Крупный план

Елена Шундикова
Нет катарсиса. Вот что сейчас происходит в литературе и кино. Литература и кино еще есть, а катарсиса нет. Возникает резонный вопрос: "А он точно должен быть?" После непродолжительной паузы приходит неуверенный ответ: "Не должен, но очень бы хотелось. Раньше был"

Все какое-то незаконченное, заметили? Все хорошее, стоящее (ударение и так и так можно ставить), жизнеспособное и готовое к номинациям заканчивается глубоким вдохом без выдоха. Или стоном. Но в конце все равно непонятно - жив или мертв?

Зритель-читатель такой и остается. Подвешенный. Со смутной тревогой и желанием выпить. Ходит и уговаривает себя, что он сейчас сам найдет конец, что все так и задумано. Но чаще всего не находит. Отвлекается, убегает, смотрит и читает другое - законченное, как все детские сказки. Кстати, сказки никогда не заканчиваются ничем. Там всегда или оптимистичное "а кто слушал - молодец" и "добра наживали" или немного панковское, готическое "умерли в один день". Представьте себе сказку: "Мышка хвостиком вильнула, яичко покатилось и... " И крупный план: глаза Рябы, глаза Деда, глаза Бабки. Тревожная музыка. Затем медленно, цепляя предметы русского быта, камера на окно. Между ветхими рамами бьется подыхающая муха... Титры.

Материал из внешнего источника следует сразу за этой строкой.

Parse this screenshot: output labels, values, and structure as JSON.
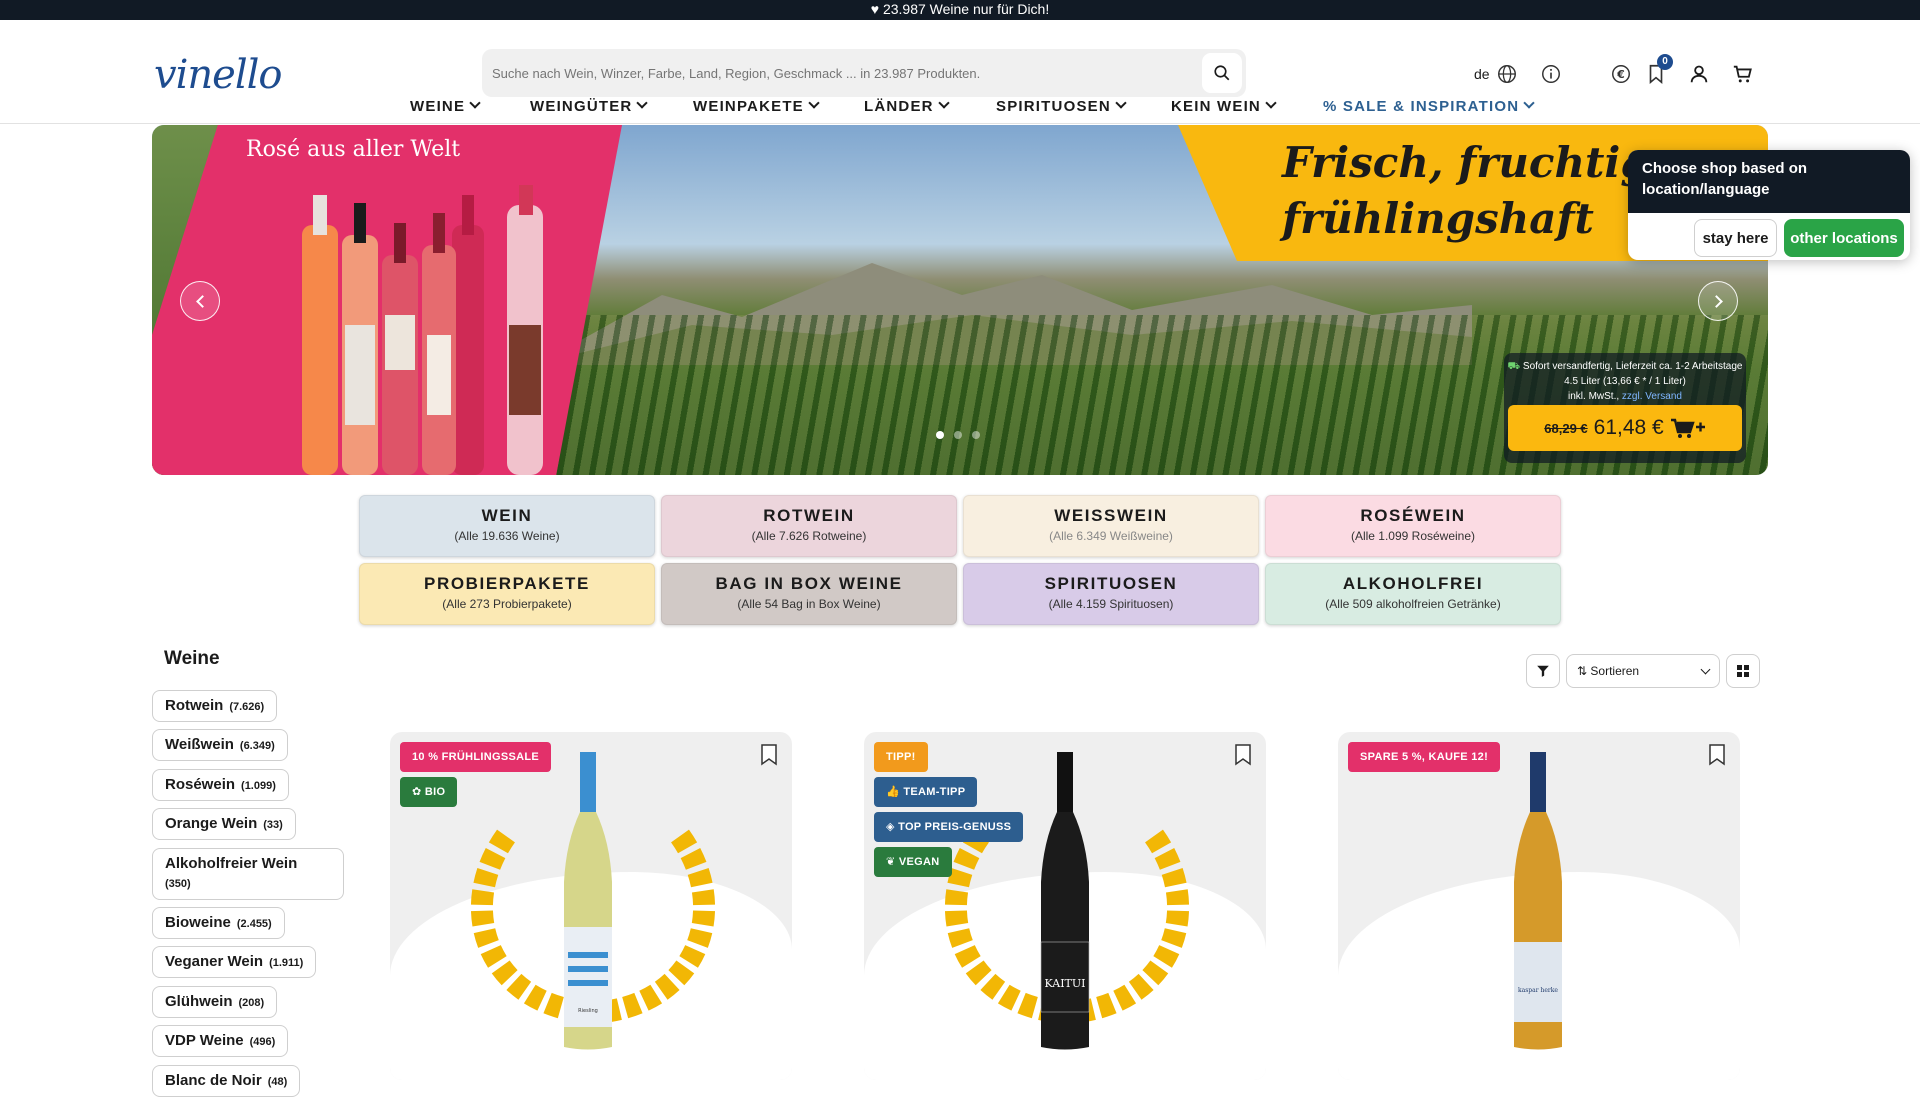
{
  "promo_bar": {
    "text": "♥ 23.987 Weine nur für Dich!"
  },
  "header": {
    "logo_text": "vinello",
    "search_placeholder": "Suche nach Wein, Winzer, Farbe, Land, Region, Geschmack ... in 23.987 Produkten.",
    "language": "de",
    "wishlist_count": "0"
  },
  "nav": [
    {
      "label": "WEINE"
    },
    {
      "label": "WEINGÜTER"
    },
    {
      "label": "WEINPAKETE"
    },
    {
      "label": "LÄNDER"
    },
    {
      "label": "SPIRITUOSEN"
    },
    {
      "label": "KEIN WEIN"
    },
    {
      "label": "% SALE & INSPIRATION"
    }
  ],
  "hero": {
    "title_left": "Rosé aus aller Welt",
    "title_right_line1": "Frisch, fruchtig,",
    "title_right_line2": "frühlingshaft",
    "shipping": "Sofort versandfertig, Lieferzeit ca. 1-2 Arbeitstage",
    "volume": "4.5 Liter (13,66 € * / 1 Liter)",
    "tax": "inkl. MwSt.,",
    "tax_link": "zzgl. Versand",
    "old_price": "68,29 €",
    "new_price": "61,48 €",
    "slide_count": 3,
    "active_slide": 1
  },
  "location_popup": {
    "message": "Choose shop based on location/language",
    "stay": "stay here",
    "other": "other locations"
  },
  "categories": [
    {
      "title": "WEIN",
      "sub": "(Alle 19.636 Weine)",
      "color": "#dbe4eb"
    },
    {
      "title": "ROTWEIN",
      "sub": "(Alle 7.626 Rotweine)",
      "color": "#ecd5dc"
    },
    {
      "title": "WEISSWEIN",
      "sub": "(Alle 6.349 Weißweine)",
      "color": "#f8efe0"
    },
    {
      "title": "ROSÉWEIN",
      "sub": "(Alle 1.099 Roséweine)",
      "color": "#fbdbe3"
    },
    {
      "title": "PROBIERPAKETE",
      "sub": "(Alle 273 Probierpakete)",
      "color": "#fbe9b4"
    },
    {
      "title": "BAG IN BOX WEINE",
      "sub": "(Alle 54 Bag in Box Weine)",
      "color": "#d1c9c6"
    },
    {
      "title": "SPIRITUOSEN",
      "sub": "(Alle 4.159 Spirituosen)",
      "color": "#d8cbe8"
    },
    {
      "title": "ALKOHOLFREI",
      "sub": "(Alle 509 alkoholfreien Getränke)",
      "color": "#d8ece2"
    }
  ],
  "sidebar": {
    "title": "Weine",
    "items": [
      {
        "label": "Rotwein",
        "count": "(7.626)"
      },
      {
        "label": "Weißwein",
        "count": "(6.349)"
      },
      {
        "label": "Roséwein",
        "count": "(1.099)"
      },
      {
        "label": "Orange Wein",
        "count": "(33)"
      },
      {
        "label": "Alkoholfreier Wein",
        "count": "(350)"
      },
      {
        "label": "Bioweine",
        "count": "(2.455)"
      },
      {
        "label": "Veganer Wein",
        "count": "(1.911)"
      },
      {
        "label": "Glühwein",
        "count": "(208)"
      },
      {
        "label": "VDP Weine",
        "count": "(496)"
      },
      {
        "label": "Blanc de Noir",
        "count": "(48)"
      }
    ]
  },
  "toolbar": {
    "sort_label": "Sortieren"
  },
  "products": [
    {
      "badges": [
        "10 % FRÜHLINGSSALE",
        "BIO"
      ],
      "bottle_label": "Riesling"
    },
    {
      "badges": [
        "TIPP!",
        "TEAM-TIPP",
        "TOP PREIS-GENUSS",
        "VEGAN"
      ],
      "bottle_label": "KAITUI"
    },
    {
      "badges": [
        "SPARE 5 %, KAUFE 12!"
      ],
      "bottle_label": "kaspar herke"
    }
  ]
}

На таких сказках ни строителей коммунизма, ни строителей капитализма, ни вообще хоть сколько-нибудь дееспособных людей не вырастишь. Поэтому ожидание развязки, ожидание стреляющего ружья сидит в нас крепко. Мы хоть на этом свете должны понимать, "чем все кончится, чем все прикроется, чем сердце успокоится". Но раньше это чувство удовлетворялось по-другому. Катарсис был для ясности, согласно законам природы и человеческого бытия. Что, мол, если любишь до гроба - так под поезд кидайся, если жрешь в три горла - под революционера Тибула, если прокутила состояние во Франции - изволь сад продать. Нынче же концы притягиваются и наматываются на кнехты нашего сознания исключительно из одного только единственного желания вызывать в нас приятные чувства. Да всем сто раз понятно, что пришельцы нас тогда завоевали, что комета нас погубила, что чужой всех сожрал. Но так нельзя. Нужен хеппи-энд. Немного недосказанности позволяется лишь в случае надежды на продолжение.

Эпоха взрослого искусства закончилась. Наступила эра комиксов. Мы сами так пожелали. Чтобы красиво, чтобы быстро, чтобы все возможно, чтобы под красивую музыку, чтобы удивляться, чтобы впадать в детство, утирая слезы, глядя на то, как добро неминуемо побеждает зло. Всегда побеждает! Без вот этих вот неоконченных пьес, недоигранных драм, недобитых, милых негодяев, несимпатичных героев. Без этой тоски, которая вдруг поднимается откуда-то изнутри и дает нам осознать, что мы взрослые. Все это современное искусство - это же как есть каляки-маляки, пасочки, поделки из шишек и веника! Боди-артом кто в детстве не занимался? Граффити? Почему человечество веками использовало заборы только для пакостей и лозунгов, а сейчас вдруг рисует?

И вот в этом детском стройном хоре дворца пионеров нет-нет да слышны басистые, с хрипотцой голоса. Еще эта... старая гвардия подпевает из-за кулис. Зачитаешься, засмотришься, проглотишь. А катарсиса нет! Не могут они закончить свои произведения, бесконечные они у них, безответные, бесформенные. Иногда газообразные. Потому что жизнь наша теперь сплошь состоит из ответов. Все всё знают! И так много стало учителей и их помощников, с полиграфами, с тестами ДНК, что настоящему художнику одна дорога - в сопротивление. Навертит, нагромоздит событий, затормозит действие, картинок рваных насует и затаится. Слушает... думаешь ты или нет, стремишься ли ты к заветным и чистым смыслам или готов получить их пережеванную симуляцию... Крупный план, глаза, потом камера медленно, цепляя полоски на обоях, скользит к окну... за окном, в ярких вспышках света, падает метеорит. Титры.